Imbécile heureux
C’était samedi soir, j’suis sorti tard. À cette soirée sans importance. Dans un bar de la grande avenue du centre où j’avais jamais mis les pieds. J’avais été invité par une vieille connaissance croisée quelques semaines auparavant.
À cette soirée, pleine de gens bourrés qui dansent. J’me colle au bar même pas pour boire. Je m’ennuie ferme, j’suis pas en forme. Crevé de la semaine. Je rêve que le gars qui sert de dj s’endorme. Qu’on en finisse rapidement.
Mais dans la foule, mais dans le noir, j’vois ce mec pas à sa place. Comme moi. Et je m’affole, mon sang se glace. Qu’est-ce qui me prend ? Je me sens seul et sans histoire. Flash d’aventurier, bonjour. Il faut que j’l’aborde coûte que coûte. C’est dans mes cordes, y’a pas de doutes. Pourquoi j’en serais pas capable après tout ?
Alors j’le ramène au bar. Je lui offre un verre. Mais je sais plus quoi dire. Je sais plus quoi faire. Alors j’demande un whisky, mais ça doit se voir. Je suis déjà beaucoup trop séduit et ça doit se taire.
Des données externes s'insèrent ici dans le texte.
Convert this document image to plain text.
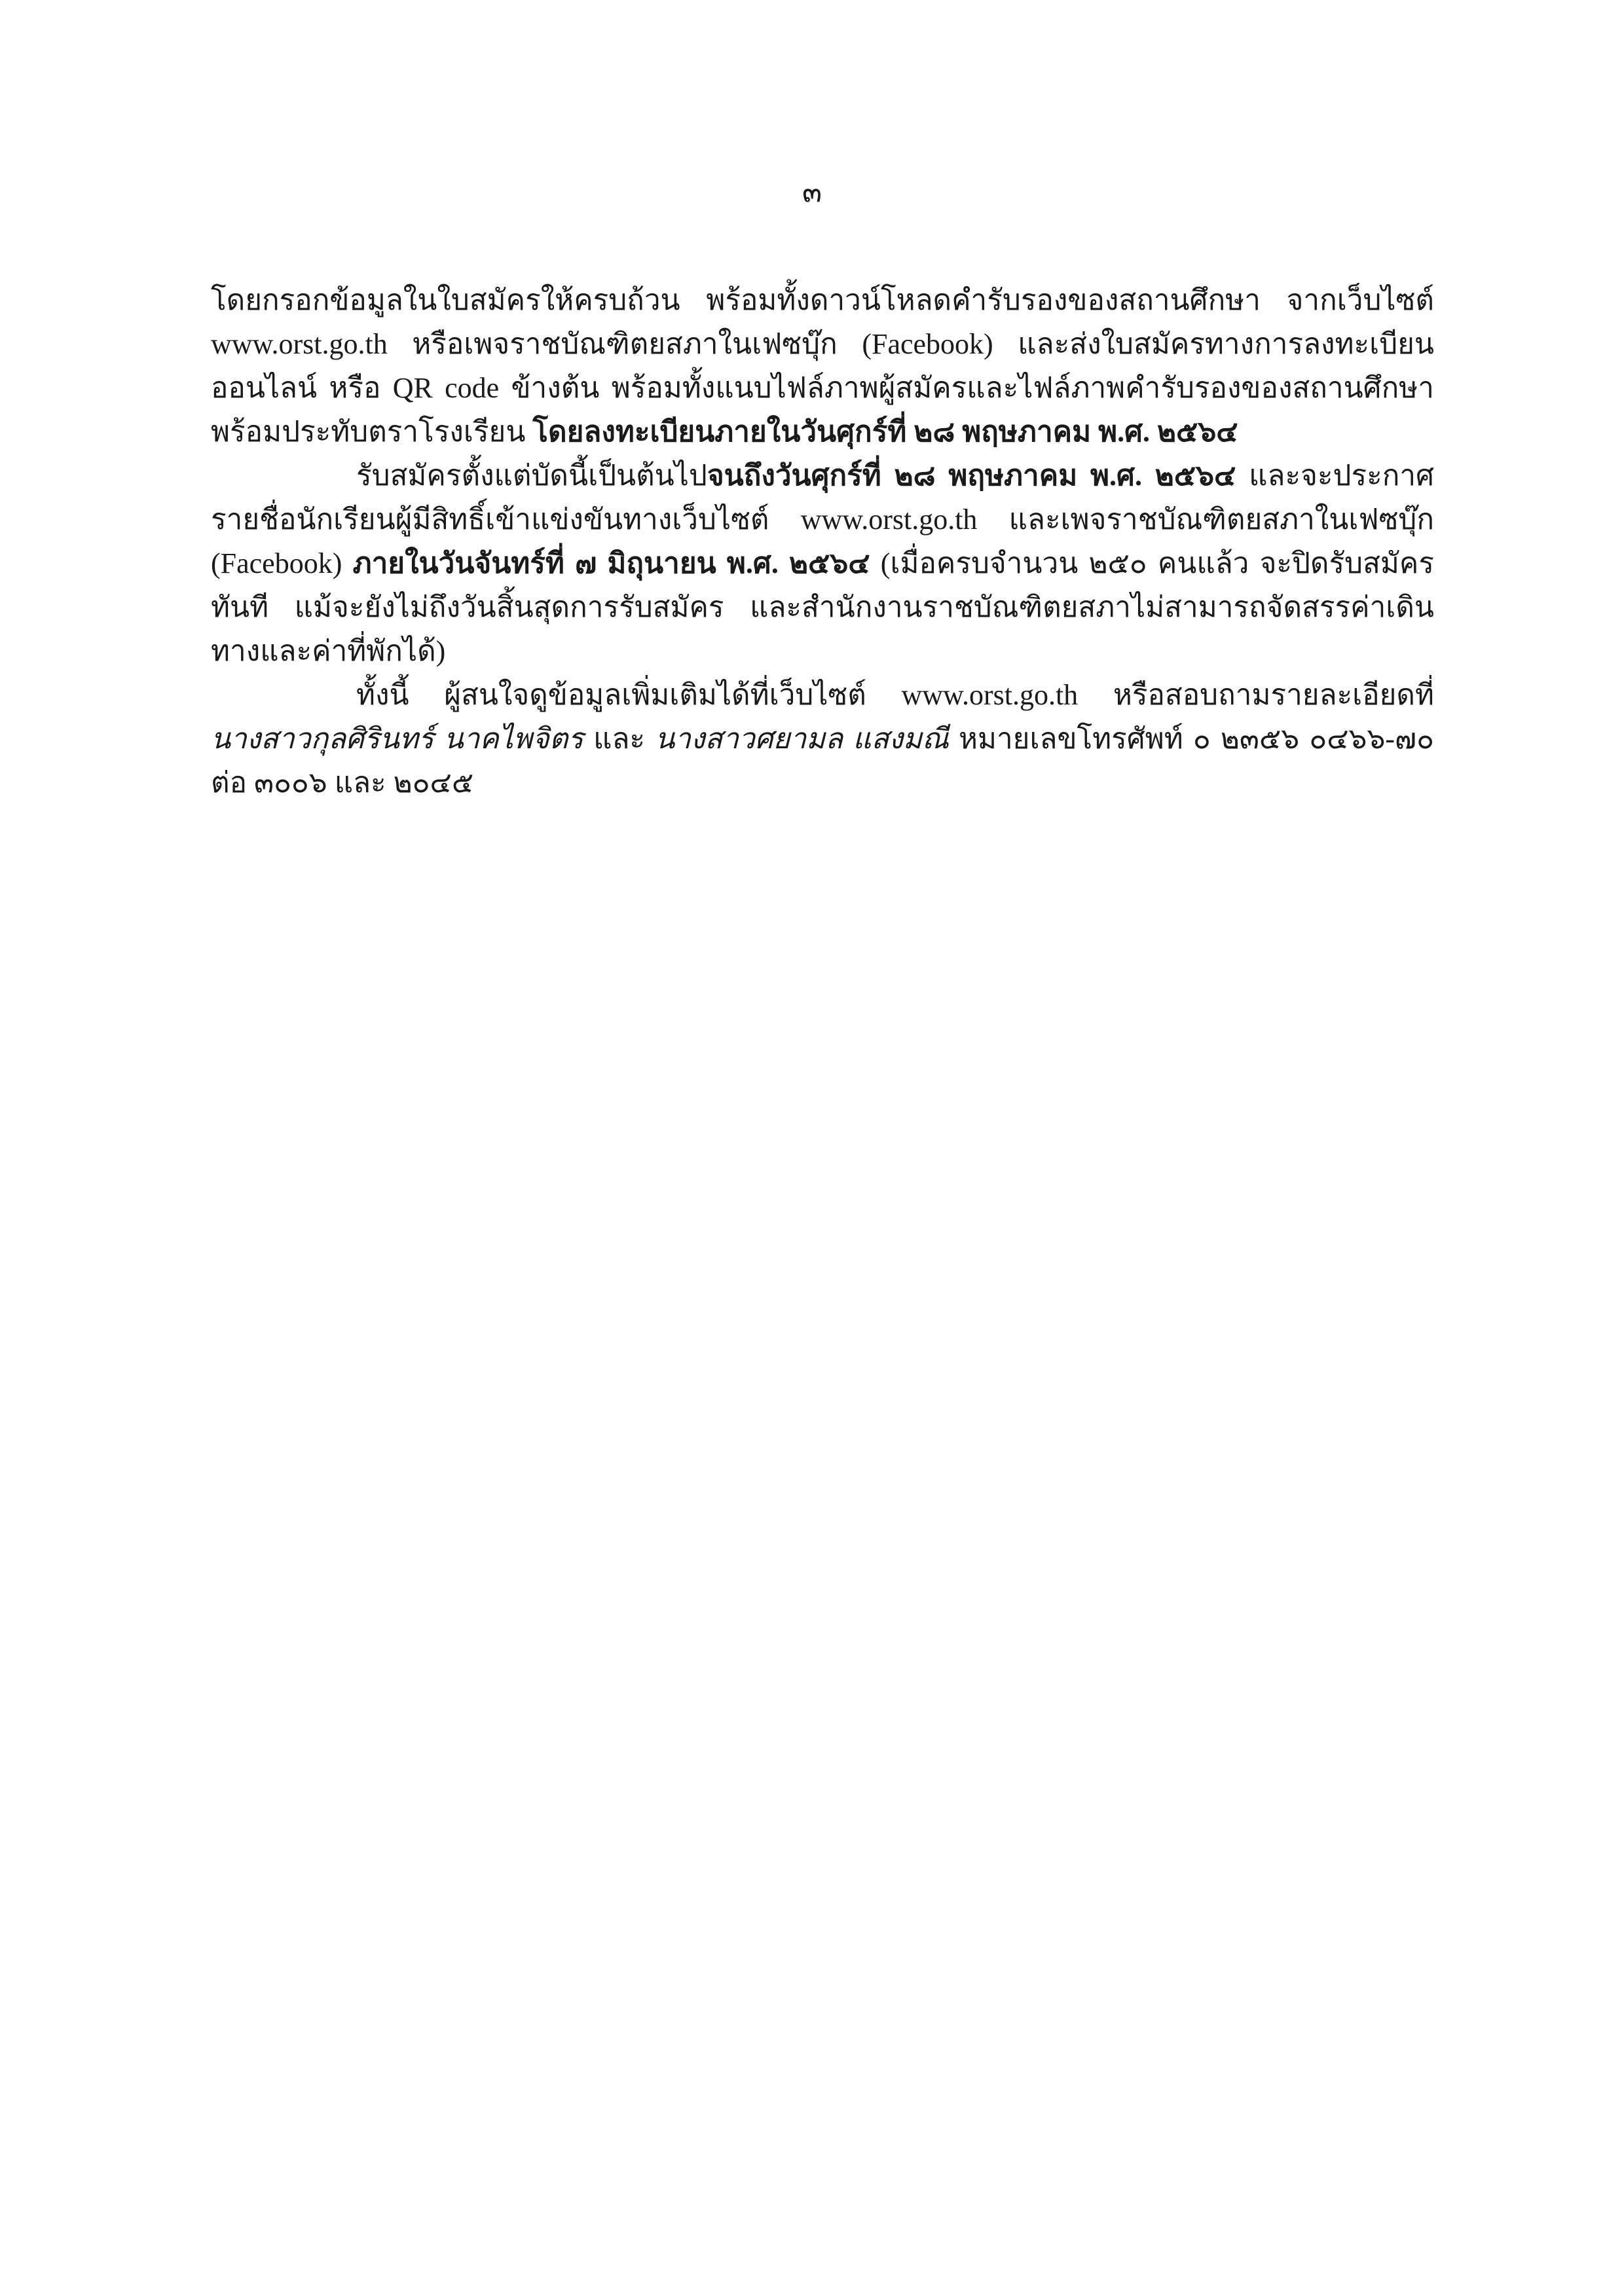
๓

โดยกรอกข้อมูลในใบสมัครให้ครบถ้วน พร้อมทั้งดาวน์โหลดคำรับรองของสถานศึกษา จากเว็บไซต์ www.orst.go.th หรือเพจราชบัณฑิตยสภาในเฟซบุ๊ก (Facebook) และส่งใบสมัครทางการลงทะเบียนออนไลน์ หรือ QR code ข้างต้น พร้อมทั้งแนบไฟล์ภาพผู้สมัครและไฟล์ภาพคำรับรองของสถานศึกษาพร้อมประทับตราโรงเรียน โดยลงทะเบียนภายในวันศุกร์ที่ ๒๘ พฤษภาคม พ.ศ. ๒๕๖๔

รับสมัครตั้งแต่บัดนี้เป็นต้นไปจนถึงวันศุกร์ที่ ๒๘ พฤษภาคม พ.ศ. ๒๕๖๔ และจะประกาศรายชื่อนักเรียนผู้มีสิทธิ์เข้าแข่งขันทางเว็บไซต์ www.orst.go.th และเพจราชบัณฑิตยสภาในเฟซบุ๊ก (Facebook) ภายในวันจันทร์ที่ ๗ มิถุนายน พ.ศ. ๒๕๖๔ (เมื่อครบจำนวน ๒๕๐ คนแล้ว จะปิดรับสมัครทันที แม้จะยังไม่ถึงวันสิ้นสุดการรับสมัคร และสำนักงานราชบัณฑิตยสภาไม่สามารถจัดสรรค่าเดินทางและค่าที่พักได้)

ทั้งนี้ ผู้สนใจดูข้อมูลเพิ่มเติมได้ที่เว็บไซต์ www.orst.go.th หรือสอบถามรายละเอียดที่ นางสาวกุลศิรินทร์ นาคไพจิตร และ นางสาวศยามล แสงมณี หมายเลขโทรศัพท์ ๐ ๒๓๕๖ ๐๔๖๖-๗๐ ต่อ ๓๐๐๖ และ ๒๐๔๕
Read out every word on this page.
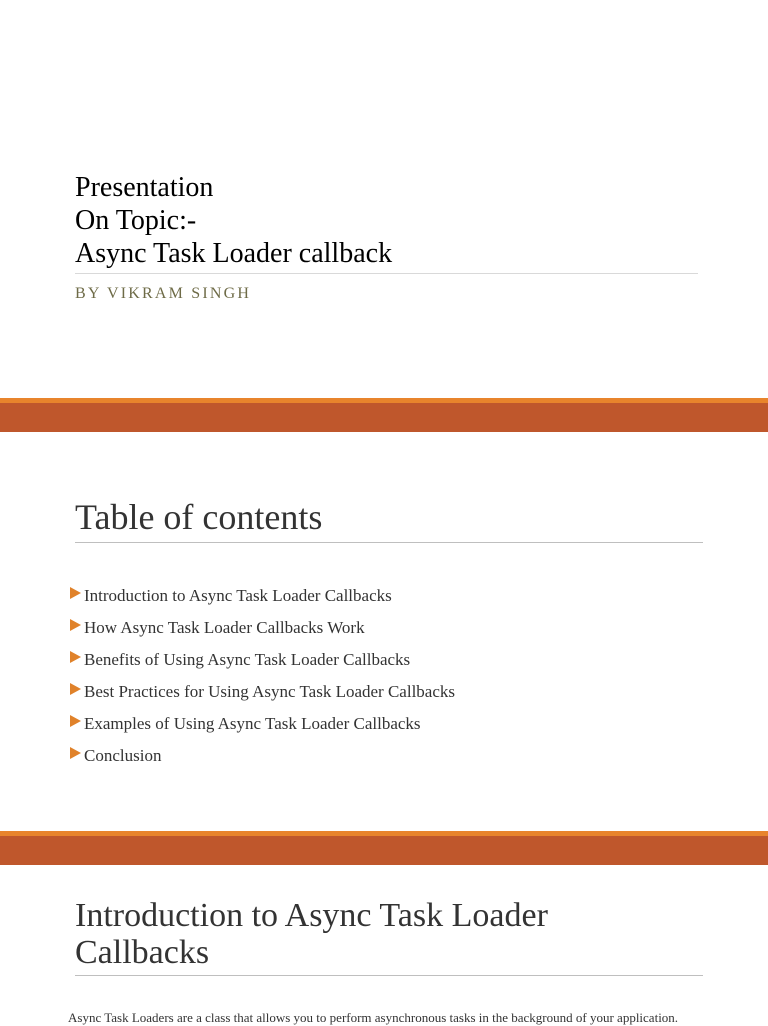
Presentation
On Topic:-
Async Task Loader callback
BY VIKRAM SINGH
Table of contents
Introduction to Async Task Loader Callbacks
How Async Task Loader Callbacks Work
Benefits of Using Async Task Loader Callbacks
Best Practices for Using Async Task Loader Callbacks
Examples of Using Async Task Loader Callbacks
Conclusion
Introduction to Async Task Loader
Callbacks
Async Task Loaders are a class that allows you to perform asynchronous tasks in the background of your application.
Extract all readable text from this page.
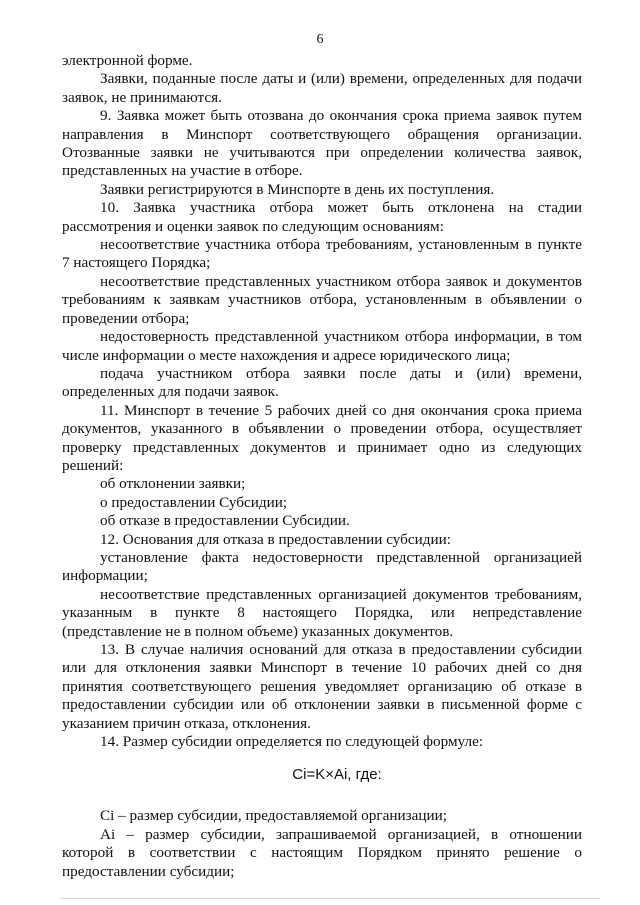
6

электронной форме.

Заявки, поданные после даты и (или) времени, определенных для подачи заявок, не принимаются.

9. Заявка может быть отозвана до окончания срока приема заявок путем направления в Минспорт соответствующего обращения организации. Отозванные заявки не учитываются при определении количества заявок, представленных на участие в отборе.

Заявки регистрируются в Минспорте в день их поступления.

10. Заявка участника отбора может быть отклонена на стадии рассмотрения и оценки заявок по следующим основаниям:

несоответствие участника отбора требованиям, установленным в пункте 7 настоящего Порядка;

несоответствие представленных участником отбора заявок и документов требованиям к заявкам участников отбора, установленным в объявлении о проведении отбора;

недостоверность представленной участником отбора информации, в том числе информации о месте нахождения и адресе юридического лица;

подача участником отбора заявки после даты и (или) времени, определенных для подачи заявок.

11. Минспорт в течение 5 рабочих дней со дня окончания срока приема документов, указанного в объявлении о проведении отбора, осуществляет проверку представленных документов и принимает одно из следующих решений:

об отклонении заявки;

о предоставлении Субсидии;

об отказе в предоставлении Субсидии.

12. Основания для отказа в предоставлении субсидии:

установление факта недостоверности представленной организацией информации;

несоответствие представленных организацией документов требованиям, указанным в пункте 8 настоящего Порядка, или непредставление (представление не в полном объеме) указанных документов.

13. В случае наличия оснований для отказа в предоставлении субсидии или для отклонения заявки Минспорт в течение 10 рабочих дней со дня принятия соответствующего решения уведомляет организацию об отказе в предоставлении субсидии или об отклонении заявки в письменной форме с указанием причин отказа, отклонения.

14. Размер субсидии определяется по следующей формуле:

Ci=K×Ai, где:

Ci – размер субсидии, предоставляемой организации;

Ai – размер субсидии, запрашиваемой организацией, в отношении которой в соответствии с настоящим Порядком принято решение о предоставлении субсидии;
Heureusement, il me parle de lui, il a un projet. C’est un artiste. Il a des idées, en veux-tu, en voilà. Assez pour une vie. Et moi, je bois ses paroles et je bronze dans ses yeux. Et c’est comme un alcool qui me fait me sentir mieux.
Je suis un amoureux pas difficile. Il fait de moi ce qu’il veut, j’suis si fragile. Ce soir, je suis amoureux, j’me sens débile.
Et je sens des secousses. On m’agrippe l’épaule. J’ouvre péniblement les yeux. Ça va fermer. Comment ça, ça va fermer ? Il est quelle heure, d’abord ? Déjà ? Mon artiste, il est où ?
Je marche sur le pavé brillant, il se met à pleuvoir. Je n’ai que ma veste en jean. Elle va mettre longtemps à sécher. Tant pis.